Using carcase feedback
A pen of the Nolans’ home-bred steers won the medium trade grainfed (180–269kg) category in the National Beef Carcase Competition at the Beef Australia 2018 expo, which assessed cattle against market specifications, lean meat yield and the MSA Index for predicted eating quality.
The family uses carcase competitions to benchmark their commercial herd, which runs alongside a small Blonde d’Aquitaine stud at their Cinnabar breeding property and on land around their Gympie processing plant.
The Nolans' commercial herd is a Brahman cross base, to manage the tick-favouring coastal conditions, with Blonde d’Aquitaine sires preferred to produce cattle for a premium grainfed market.

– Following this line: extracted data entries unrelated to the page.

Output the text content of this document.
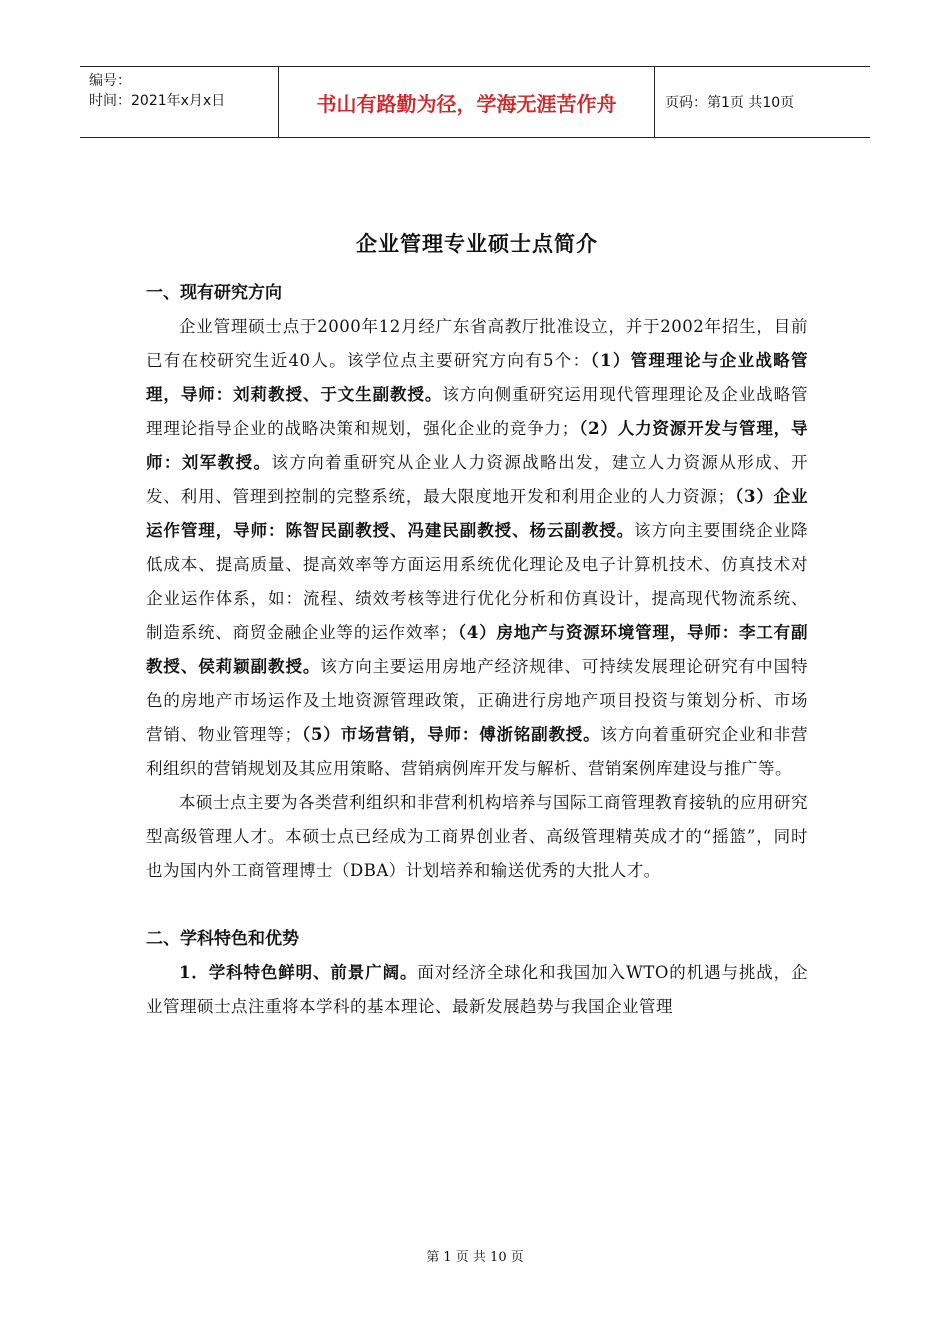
编号：
时间：2021年x月x日	书山有路勤为径，学海无涯苦作舟	页码：第1页 共10页
企业管理专业硕士点简介
一、现有研究方向

企业管理硕士点于2000年12月经广东省高教厅批准设立，并于2002年招生，目前已有在校研究生近40人。该学位点主要研究方向有5个：（1）管理理论与企业战略管理，导师：刘莉教授、于文生副教授。该方向侧重研究运用现代管理理论及企业战略管理理论指导企业的战略决策和规划，强化企业的竞争力；（2）人力资源开发与管理，导师：刘军教授。该方向着重研究从企业人力资源战略出发，建立人力资源从形成、开发、利用、管理到控制的完整系统，最大限度地开发和利用企业的人力资源；（3）企业运作管理，导师：陈智民副教授、冯建民副教授、杨云副教授。该方向主要围绕企业降低成本、提高质量、提高效率等方面运用系统优化理论及电子计算机技术、仿真技术对企业运作体系，如：流程、绩效考核等进行优化分析和仿真设计，提高现代物流系统、制造系统、商贸金融企业等的运作效率；（4）房地产与资源环境管理，导师：李工有副教授、侯莉颖副教授。该方向主要运用房地产经济规律、可持续发展理论研究有中国特色的房地产市场运作及土地资源管理政策，正确进行房地产项目投资与策划分析、市场营销、物业管理等；（5）市场营销，导师：傅浙铭副教授。该方向着重研究企业和非营利组织的营销规划及其应用策略、营销病例库开发与解析、营销案例库建设与推广等。

本硕士点主要为各类营利组织和非营利机构培养与国际工商管理教育接轨的应用研究型高级管理人才。本硕士点已经成为工商界创业者、高级管理精英成才的“摇篮”，同时也为国内外工商管理博士（DBA）计划培养和输送优秀的大批人才。

二、学科特色和优势

1．学科特色鲜明、前景广阔。面对经济全球化和我国加入WTO的机遇与挑战，企业管理硕士点注重将本学科的基本理论、最新发展趋势与我国企业管理

第 1 页 共 10 页
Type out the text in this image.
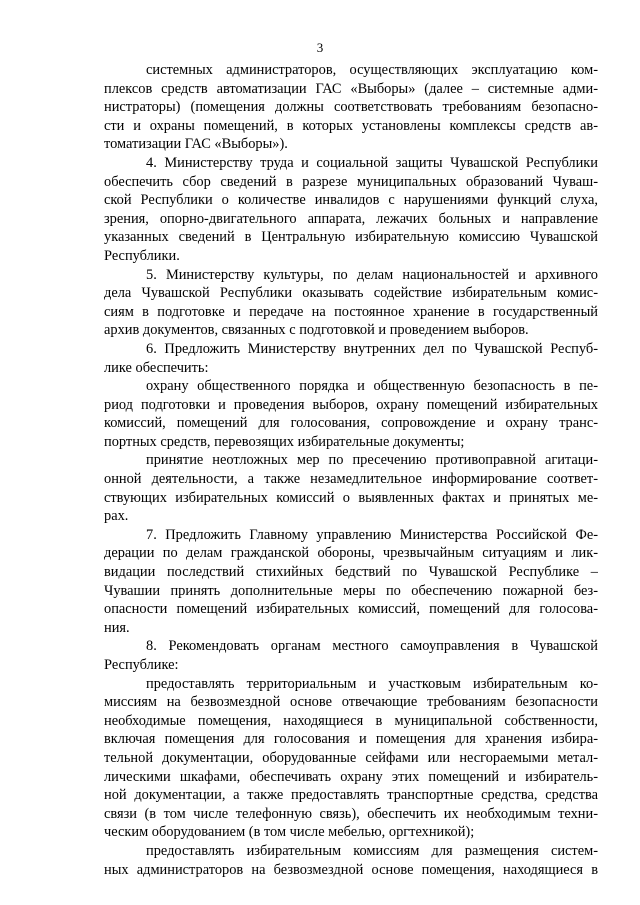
3
системных администраторов, осуществляющих эксплуатацию ком-
плексов средств автоматизации ГАС «Выборы» (далее – системные адми-
нистраторы) (помещения должны соответствовать требованиям безопасно-
сти и охраны помещений, в которых установлены комплексы средств ав-
томатизации ГАС «Выборы»).
4. Министерству труда и социальной защиты Чувашской Республики
обеспечить сбор сведений в разрезе муниципальных образований Чуваш-
ской Республики о количестве инвалидов с нарушениями функций слуха,
зрения, опорно-двигательного аппарата, лежачих больных и направление
указанных сведений в Центральную избирательную комиссию Чувашской
Республики.
5. Министерству культуры, по делам национальностей и архивного
дела Чувашской Республики оказывать содействие избирательным комис-
сиям в подготовке и передаче на постоянное хранение в государственный
архив документов, связанных с подготовкой и проведением выборов.
6. Предложить Министерству внутренних дел по Чувашской Респуб-
лике обеспечить:
охрану общественного порядка и общественную безопасность в пе-
риод подготовки и проведения выборов, охрану помещений избирательных
комиссий, помещений для голосования, сопровождение и охрану транс-
портных средств, перевозящих избирательные документы;
принятие неотложных мер по пресечению противоправной агитаци-
онной деятельности, а также незамедлительное информирование соответ-
ствующих избирательных комиссий о выявленных фактах и принятых ме-
рах.
7. Предложить Главному управлению Министерства Российской Фе-
дерации по делам гражданской обороны, чрезвычайным ситуациям и лик-
видации последствий стихийных бедствий по Чувашской Республике –
Чувашии принять дополнительные меры по обеспечению пожарной без-
опасности помещений избирательных комиссий, помещений для голосова-
ния.
8. Рекомендовать органам местного самоуправления в Чувашской
Республике:
предоставлять территориальным и участковым избирательным ко-
миссиям на безвозмездной основе отвечающие требованиям безопасности
необходимые помещения, находящиеся в муниципальной собственности,
включая помещения для голосования и помещения для хранения избира-
тельной документации, оборудованные сейфами или несгораемыми метал-
лическими шкафами, обеспечивать охрану этих помещений и избиратель-
ной документации, а также предоставлять транспортные средства, средства
связи (в том числе телефонную связь), обеспечить их необходимым техни-
ческим оборудованием (в том числе мебелью, оргтехникой);
предоставлять избирательным комиссиям для размещения систем-
ных администраторов на безвозмездной основе помещения, находящиеся в
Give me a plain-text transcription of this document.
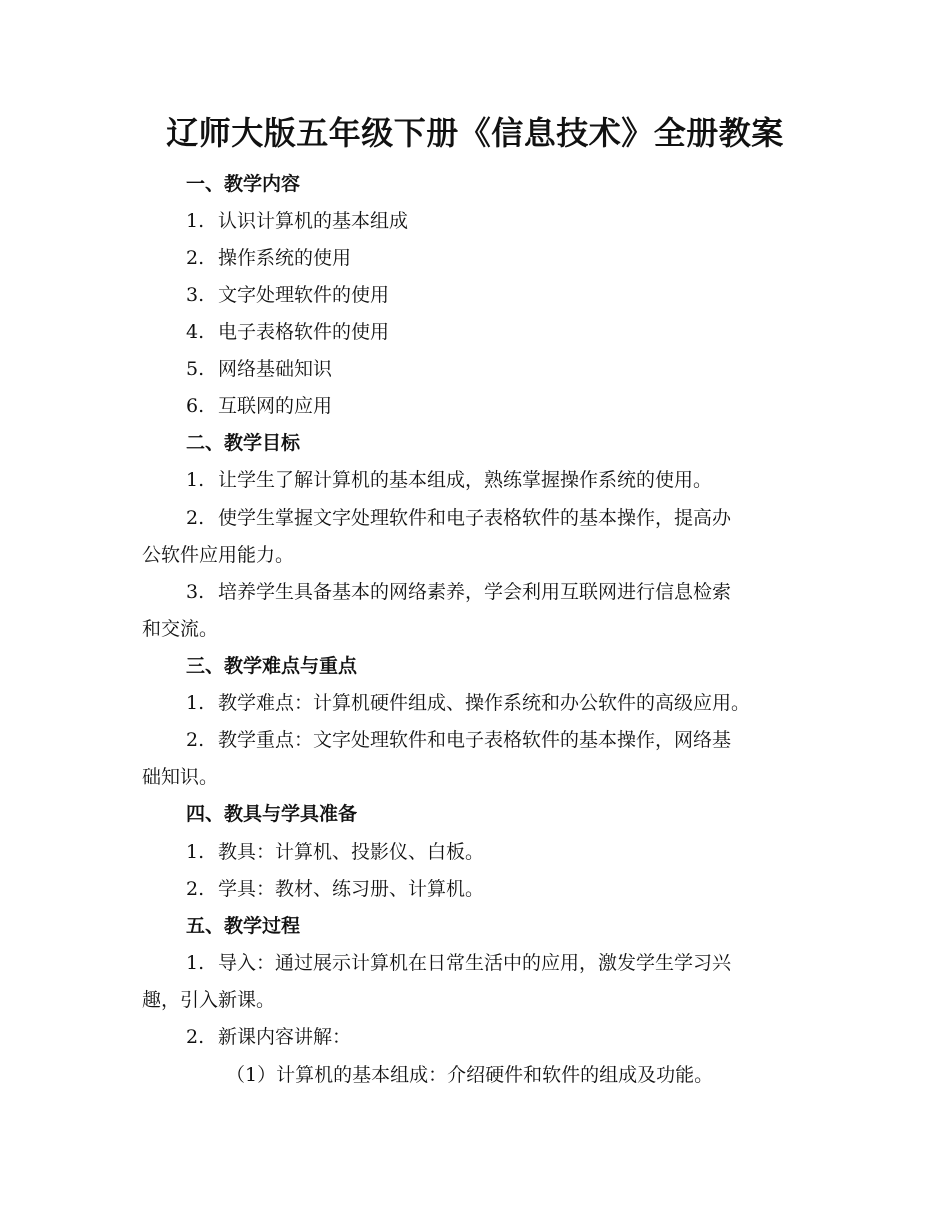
辽师大版五年级下册《信息技术》全册教案
一、教学内容
1. 认识计算机的基本组成
2. 操作系统的使用
3. 文字处理软件的使用
4. 电子表格软件的使用
5. 网络基础知识
6. 互联网的应用
二、教学目标
1. 让学生了解计算机的基本组成，熟练掌握操作系统的使用。
2. 使学生掌握文字处理软件和电子表格软件的基本操作，提高办
公软件应用能力。
3. 培养学生具备基本的网络素养，学会利用互联网进行信息检索
和交流。
三、教学难点与重点
1. 教学难点：计算机硬件组成、操作系统和办公软件的高级应用。
2. 教学重点：文字处理软件和电子表格软件的基本操作，网络基
础知识。
四、教具与学具准备
1. 教具：计算机、投影仪、白板。
2. 学具：教材、练习册、计算机。
五、教学过程
1. 导入：通过展示计算机在日常生活中的应用，激发学生学习兴
趣，引入新课。
2. 新课内容讲解：
（1）计算机的基本组成：介绍硬件和软件的组成及功能。
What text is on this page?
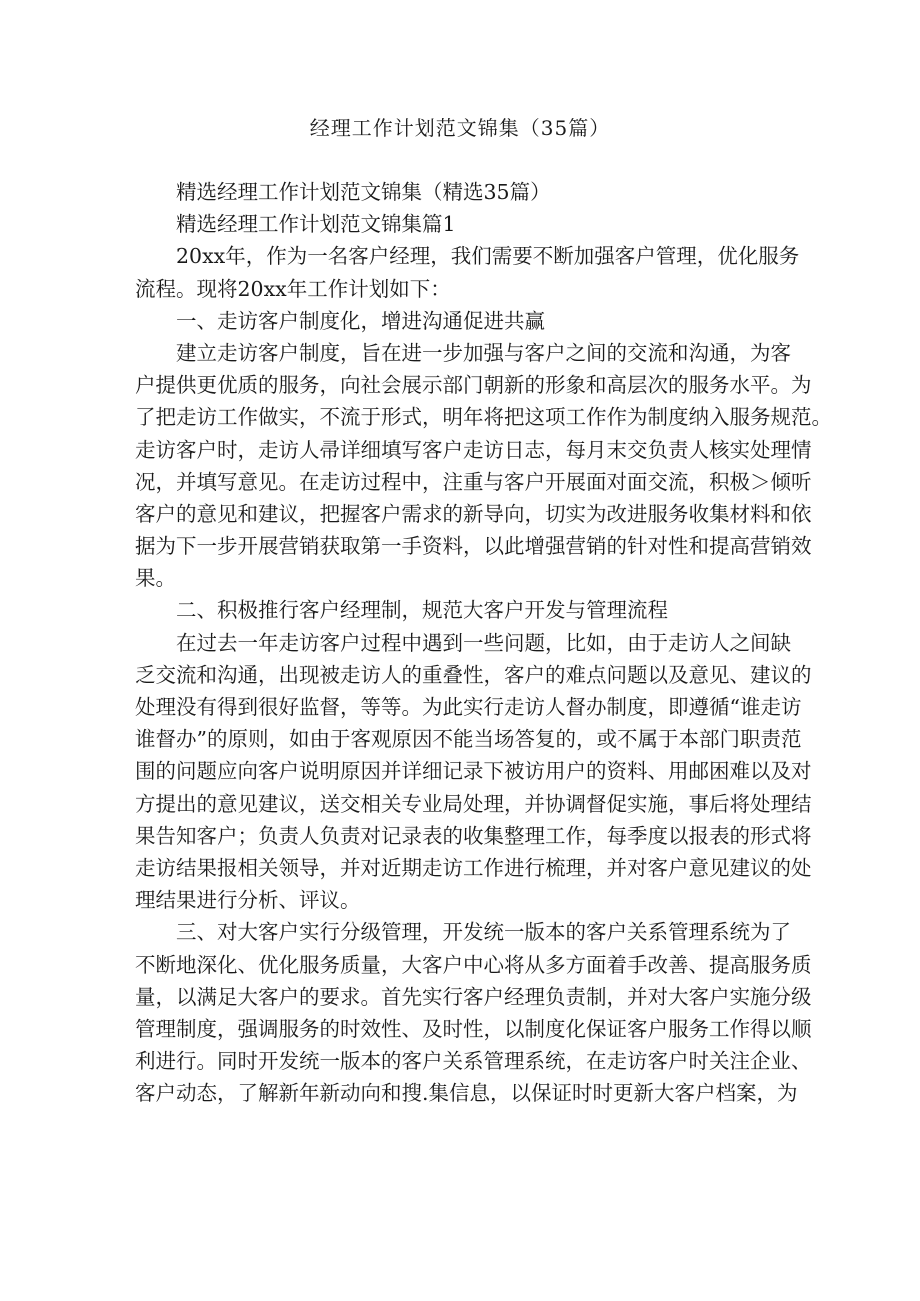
经理工作计划范文锦集（35篇）
精选经理工作计划范文锦集（精选35篇）
精选经理工作计划范文锦集篇1
20xx年，作为一名客户经理，我们需要不断加强客户管理，优化服务
流程。现将20xx年工作计划如下：
一、走访客户制度化，增进沟通促进共赢
建立走访客户制度，旨在进一步加强与客户之间的交流和沟通，为客
户提供更优质的服务，向社会展示部门朝新的形象和高层次的服务水平。为
了把走访工作做实，不流于形式，明年将把这项工作作为制度纳入服务规范。
走访客户时，走访人帚详细填写客户走访日志，每月末交负责人核实处理情
况，并填写意见。在走访过程中，注重与客户开展面对面交流，积极＞倾听
客户的意见和建议，把握客户需求的新导向，切实为改进服务收集材料和依
据为下一步开展营销获取第一手资料，以此增强营销的针对性和提高营销效
果。
二、积极推行客户经理制，规范大客户开发与管理流程
在过去一年走访客户过程中遇到一些问题，比如，由于走访人之间缺
乏交流和沟通，出现被走访人的重叠性，客户的难点问题以及意见、建议的
处理没有得到很好监督，等等。为此实行走访人督办制度，即遵循“谁走访
谁督办”的原则，如由于客观原因不能当场答复的，或不属于本部门职责范
围的问题应向客户说明原因并详细记录下被访用户的资料、用邮困难以及对
方提出的意见建议，送交相关专业局处理，并协调督促实施，事后将处理结
果告知客户；负责人负责对记录表的收集整理工作，每季度以报表的形式将
走访结果报相关领导，并对近期走访工作进行梳理，并对客户意见建议的处
理结果进行分析、评议。
三、对大客户实行分级管理，开发统一版本的客户关系管理系统为了
不断地深化、优化服务质量，大客户中心将从多方面着手改善、提高服务质
量，以满足大客户的要求。首先实行客户经理负责制，并对大客户实施分级
管理制度，强调服务的时效性、及时性，以制度化保证客户服务工作得以顺
利进行。同时开发统一版本的客户关系管理系统，在走访客户时关注企业、
客户动态，了解新年新动向和搜.集信息，以保证时时更新大客户档案，为
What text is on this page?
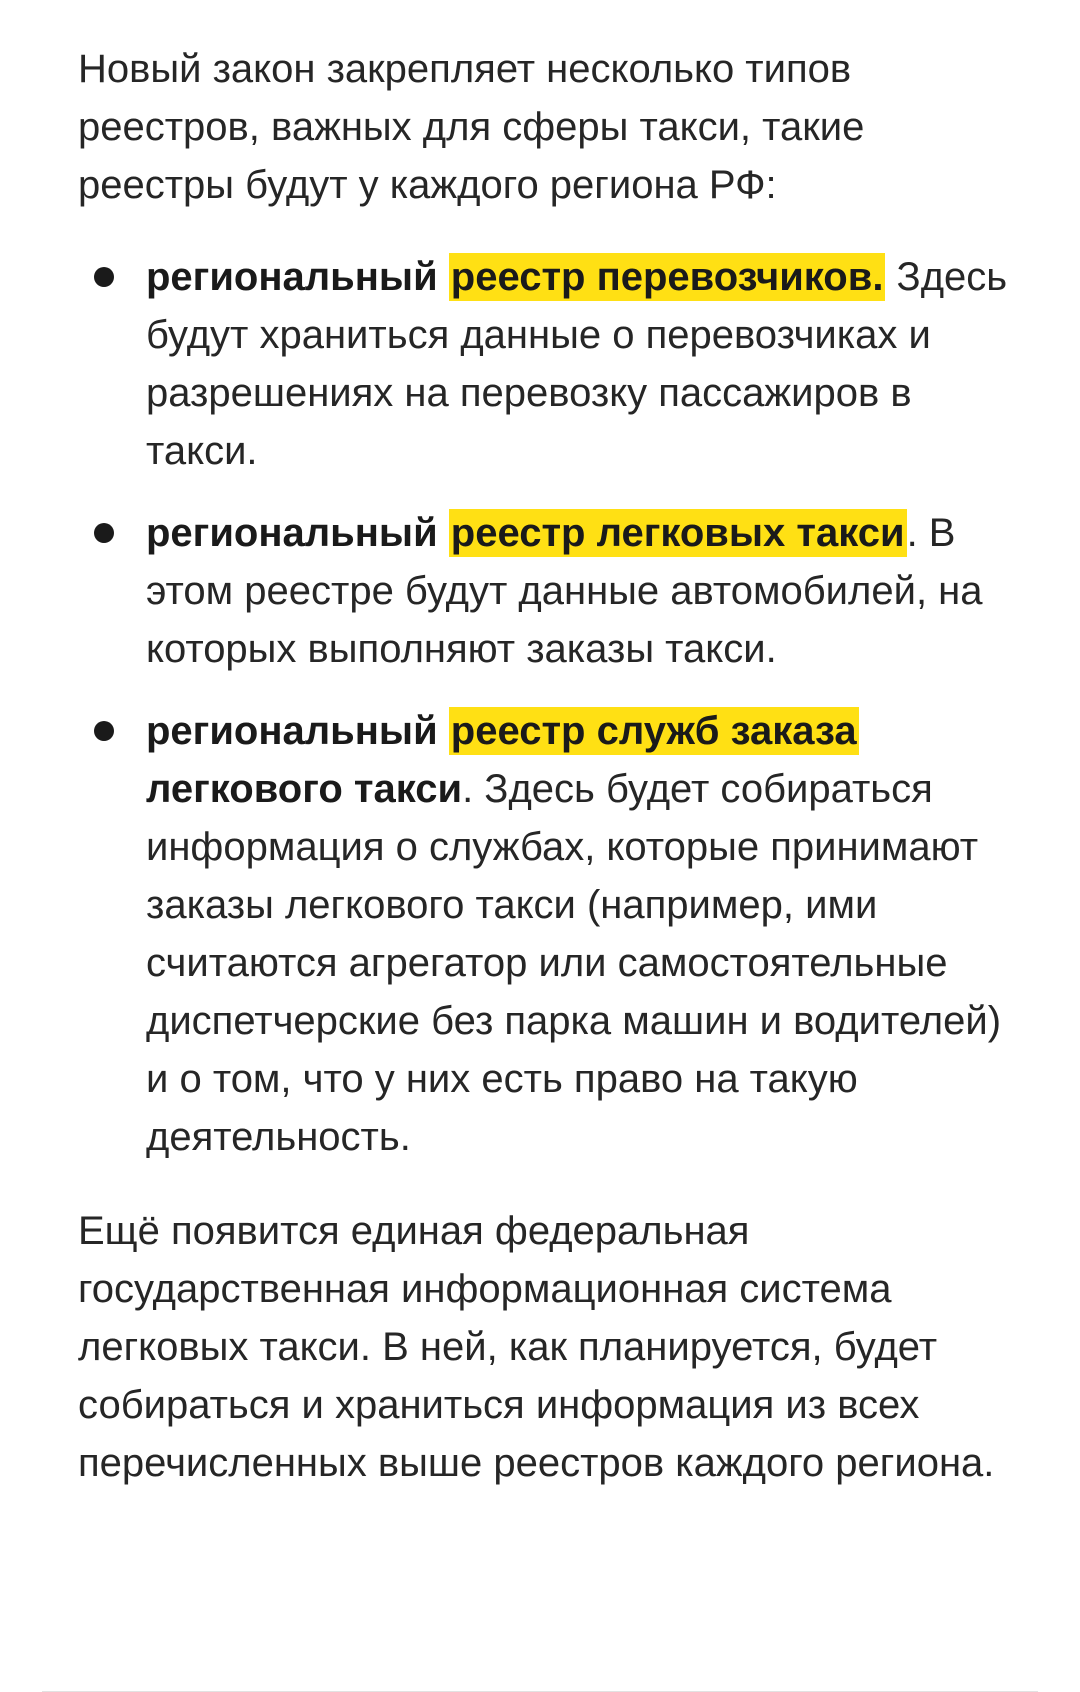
Новый закон закрепляет несколько типов реестров, важных для сферы такси, такие реестры будут у каждого региона РФ:

региональный реестр перевозчиков. Здесь будут храниться данные о перевозчиках и разрешениях на перевозку пассажиров в такси.
региональный реестр легковых такси. В этом реестре будут данные автомобилей, на которых выполняют заказы такси.
региональный реестр служб заказа легкового такси. Здесь будет собираться информация о службах, которые принимают заказы легкового такси (например, ими считаются агрегатор или самостоятельные диспетчерские без парка машин и водителей) и о том, что у них есть право на такую деятельность.

Ещё появится единая федеральная государственная информационная система легковых такси. В ней, как планируется, будет собираться и храниться информация из всех перечисленных выше реестров каждого региона.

Terry said MSA scores are important from a processor’s perspective to ensure a consistent product, and are used to underpin two Nolan Meats brands. For example, yearling cattle directed into the Nolan Private Selection brand need to have a pH of 5.50–5.60 and an ossification score of 100–110.
Boosting MSA compliance
“While there is no silver bullet, there are lots of tools producers can use to achieve MSA compliance,” Terry said.
The Nolans select for fast-growing cattle with good length of carcase and target a fat range of 5–12mm of fat at the P8 (rump) site.
They back up selection for carcase traits, fertility and temperament with feeding and low-stress stock-handling strategies to optimise eating quality of the end product.
Nutrition begins with the breeders, especially heifers, to ensure they cycle at 14 months to calve at two years.
The Nolans use rotational grazing and utilise improved pastures at their Gympie farm, which are irrigated by waste water from their Gympie processing plant.
Cows are joined in late September to calve in mid-winter, and then calves are yard-weaned in April/May in the Nolans’ Wide Bay Feedlot.
Terry’s compliance toolbox also includes well designed stockyards for easier handling, and only transporting cattle on trucks with airbag suspension to further reduce stress.